OPINIÃO

 

O tóxico e o futuro da juventude

 

 

Ovídio Gouveia da Cunha

Departamento de Ciências Sociais da UFF, Niterói-RJ

 

 


 

 

O uso do tóxico pelos civilizados tem sido uma constante através dos tempos. Mas já o homem pré-histórico consumia entorpecentes. Os "Xamaus" do paleolítico entravam em transe pela aspiração da fumaça resultante da combustão de certos cogumelos. Os índios da meseta mexicana usam o tóxico de um cactus que, segundo eles, permite ao indivíduo transpor o espaço tempo e chegar a um estado de quase euforia metafísica. E se sabe também que a espansão árabe no norte da África foi muito influenciada pelo haxixe ou a diamba, isto é, a nossa conhecidíssima maconha, essa ervazinha bissexuada, cultivada em latinhas nos barracos das favelas.

A preocupação inicial dos sociólogos quanto ao tóxico no nosso país seria justamente a maconha, Mas, além da sociológica, existem outras implicações: a filosófica, a política e, no mesmo ponto de vista sociológico, há que considerar-se a maconha em relação à estratificação social. Na alta classe média e na classe média, a maconha é um flagelo, sintoma de que algo muito grave se passa no fundo da sociedade.
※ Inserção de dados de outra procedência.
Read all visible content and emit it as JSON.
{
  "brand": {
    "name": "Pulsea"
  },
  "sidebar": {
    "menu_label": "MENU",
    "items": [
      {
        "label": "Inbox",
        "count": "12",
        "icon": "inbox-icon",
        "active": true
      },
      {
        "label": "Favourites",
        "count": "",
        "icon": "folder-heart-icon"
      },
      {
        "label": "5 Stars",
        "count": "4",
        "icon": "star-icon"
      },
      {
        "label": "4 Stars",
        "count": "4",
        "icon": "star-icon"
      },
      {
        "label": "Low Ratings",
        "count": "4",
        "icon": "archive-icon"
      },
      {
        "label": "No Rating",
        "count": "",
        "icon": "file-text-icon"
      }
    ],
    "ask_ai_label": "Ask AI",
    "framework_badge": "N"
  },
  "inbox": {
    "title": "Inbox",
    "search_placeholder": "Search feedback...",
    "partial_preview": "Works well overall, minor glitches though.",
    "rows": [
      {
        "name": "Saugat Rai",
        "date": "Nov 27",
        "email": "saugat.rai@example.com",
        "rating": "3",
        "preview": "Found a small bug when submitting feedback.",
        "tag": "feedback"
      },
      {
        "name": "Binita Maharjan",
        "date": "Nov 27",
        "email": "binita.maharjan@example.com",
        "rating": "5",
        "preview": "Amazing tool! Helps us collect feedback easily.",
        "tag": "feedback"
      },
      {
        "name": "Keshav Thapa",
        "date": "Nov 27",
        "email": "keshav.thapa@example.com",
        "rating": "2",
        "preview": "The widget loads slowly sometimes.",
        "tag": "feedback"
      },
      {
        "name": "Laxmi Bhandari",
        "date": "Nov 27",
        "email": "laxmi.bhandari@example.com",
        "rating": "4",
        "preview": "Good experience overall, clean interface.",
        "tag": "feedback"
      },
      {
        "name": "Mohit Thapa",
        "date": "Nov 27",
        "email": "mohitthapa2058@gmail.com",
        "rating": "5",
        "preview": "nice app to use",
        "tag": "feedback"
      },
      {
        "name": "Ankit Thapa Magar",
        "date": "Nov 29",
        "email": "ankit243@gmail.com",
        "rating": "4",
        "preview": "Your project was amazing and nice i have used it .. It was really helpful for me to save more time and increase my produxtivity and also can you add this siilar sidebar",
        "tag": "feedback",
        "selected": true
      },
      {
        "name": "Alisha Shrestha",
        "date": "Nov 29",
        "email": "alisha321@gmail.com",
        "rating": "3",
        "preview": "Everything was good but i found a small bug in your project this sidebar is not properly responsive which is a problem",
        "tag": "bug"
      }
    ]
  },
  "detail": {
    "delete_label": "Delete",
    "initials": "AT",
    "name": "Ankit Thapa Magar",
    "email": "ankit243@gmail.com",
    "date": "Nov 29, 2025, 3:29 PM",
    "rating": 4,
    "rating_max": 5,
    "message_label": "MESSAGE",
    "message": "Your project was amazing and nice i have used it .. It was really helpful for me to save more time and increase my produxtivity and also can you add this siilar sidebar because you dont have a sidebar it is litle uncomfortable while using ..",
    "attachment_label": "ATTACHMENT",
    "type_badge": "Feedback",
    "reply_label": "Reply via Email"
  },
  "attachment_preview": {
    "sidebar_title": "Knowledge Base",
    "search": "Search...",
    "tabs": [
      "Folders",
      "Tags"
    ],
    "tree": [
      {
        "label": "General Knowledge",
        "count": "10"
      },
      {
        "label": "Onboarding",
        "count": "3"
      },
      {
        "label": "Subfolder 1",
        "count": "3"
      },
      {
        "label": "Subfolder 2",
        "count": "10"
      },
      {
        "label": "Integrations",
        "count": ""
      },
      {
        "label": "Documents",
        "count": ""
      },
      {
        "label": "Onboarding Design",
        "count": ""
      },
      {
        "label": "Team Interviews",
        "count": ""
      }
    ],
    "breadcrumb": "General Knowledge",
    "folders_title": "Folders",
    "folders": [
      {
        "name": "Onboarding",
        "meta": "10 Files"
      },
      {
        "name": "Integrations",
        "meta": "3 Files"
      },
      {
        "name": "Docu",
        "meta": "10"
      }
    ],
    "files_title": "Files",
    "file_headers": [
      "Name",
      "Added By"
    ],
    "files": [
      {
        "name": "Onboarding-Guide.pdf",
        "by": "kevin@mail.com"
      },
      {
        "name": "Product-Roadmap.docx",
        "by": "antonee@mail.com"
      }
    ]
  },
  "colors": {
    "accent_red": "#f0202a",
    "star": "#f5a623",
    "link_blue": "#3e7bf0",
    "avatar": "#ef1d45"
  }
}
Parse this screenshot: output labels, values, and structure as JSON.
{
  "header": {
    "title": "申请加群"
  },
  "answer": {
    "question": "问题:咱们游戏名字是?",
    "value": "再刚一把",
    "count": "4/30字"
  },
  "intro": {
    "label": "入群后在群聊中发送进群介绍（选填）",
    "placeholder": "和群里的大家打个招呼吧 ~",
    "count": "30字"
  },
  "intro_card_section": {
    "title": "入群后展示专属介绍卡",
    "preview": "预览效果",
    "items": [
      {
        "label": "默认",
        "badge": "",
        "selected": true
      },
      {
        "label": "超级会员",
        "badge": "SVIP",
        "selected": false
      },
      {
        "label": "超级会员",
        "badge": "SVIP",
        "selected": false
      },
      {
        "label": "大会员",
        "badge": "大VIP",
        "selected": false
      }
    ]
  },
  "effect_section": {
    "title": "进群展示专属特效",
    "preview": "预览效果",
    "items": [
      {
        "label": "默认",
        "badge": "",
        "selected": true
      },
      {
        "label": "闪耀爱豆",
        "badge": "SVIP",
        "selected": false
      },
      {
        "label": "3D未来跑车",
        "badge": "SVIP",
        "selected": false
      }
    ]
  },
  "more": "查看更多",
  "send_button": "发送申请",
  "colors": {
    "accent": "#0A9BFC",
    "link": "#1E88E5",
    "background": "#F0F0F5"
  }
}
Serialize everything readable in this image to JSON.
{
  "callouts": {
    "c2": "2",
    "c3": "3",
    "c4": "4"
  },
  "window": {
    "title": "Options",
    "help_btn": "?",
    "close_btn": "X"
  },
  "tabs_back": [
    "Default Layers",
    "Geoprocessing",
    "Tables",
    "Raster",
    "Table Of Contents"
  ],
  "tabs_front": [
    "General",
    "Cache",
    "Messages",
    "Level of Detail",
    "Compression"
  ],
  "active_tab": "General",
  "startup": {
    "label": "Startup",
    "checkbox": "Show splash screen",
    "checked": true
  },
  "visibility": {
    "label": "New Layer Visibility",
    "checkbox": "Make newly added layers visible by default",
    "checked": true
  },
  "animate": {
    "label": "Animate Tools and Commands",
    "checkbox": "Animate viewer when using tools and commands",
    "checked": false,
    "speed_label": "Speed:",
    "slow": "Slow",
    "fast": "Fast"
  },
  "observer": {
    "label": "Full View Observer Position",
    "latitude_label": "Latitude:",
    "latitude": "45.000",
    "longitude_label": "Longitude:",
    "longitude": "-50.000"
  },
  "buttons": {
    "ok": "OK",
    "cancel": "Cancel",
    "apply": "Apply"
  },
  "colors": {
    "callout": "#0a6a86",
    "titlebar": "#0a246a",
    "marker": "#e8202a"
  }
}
Entretanto, nos mocambos, nas favelas, e mesmo entre os escravos do Brasil imperial, a maconha não representa um sentido sociológico idêntico ao que hoje significa. E também o fumo de charuto pelo índio da América Central não constituía um problema social, da mesma forma que igualmente não era para o tupinambá viciado no charuto de folha de tabaco mal-curtido e no cauim, a cachaça de macaxeira com que fazia suas libações depois dos festins comunais. Nesses estágios do uso do tóxico não se vê maiores conseqüências. Mas sabe-se hoje, através da imprensa e da seqüência de fatos que chegam ao conhecimento público, que há conexão entre a toxicomania, a criminalidade e as perversões sexuais. E igualmente é ineludível que o erotismo propagado através de revistas, filmes e exposições se liga também à difusão do tóxico.

Esse é um fenômeno do nosso tempo. E, conforme os estudiosos, haveria uma motivação política no fundo desse problema: a Rússia e a China são as grandes fabricantes de matéria prima para essa epidemia ou pandemia de entorpecentes; e o maoismo teria estimulado o vício do tóxico no Ocidente para enfraquecer a sua juventude.

Não se deve, entretanto, escamotear a validade do argumento de que o vício do tóxico hoje caracteriza-se mais pela cocaína e esta é produzida na Bolívia de onde sai por dois corredores: Corumbá — Santos e Corumbá — Cuzco — Lima — Bogotá — América Central — Miami, influenciando esferas altíssimas da sociedade norte-americana. Por conseguinte, o ópio, no passado, o entorpecente da China, tem hoje menos expressão, enquanto a cocaína é de uso mais extenso, havendo, no entanto, também o ácido-lisérgico, que influi no neo-córtex, nas células gigantes piramidais, produzindo o fenômeno do eitetismo psíquico, isto é, uma exacerbação das imagens. Tomado em doses farmacêuticas homeopáticas, diga-se assim, esse ácido é preferido pelos pintores, compositores, e atores, para se tomarem mais sofisticados. É uma forma de excitação cerebral.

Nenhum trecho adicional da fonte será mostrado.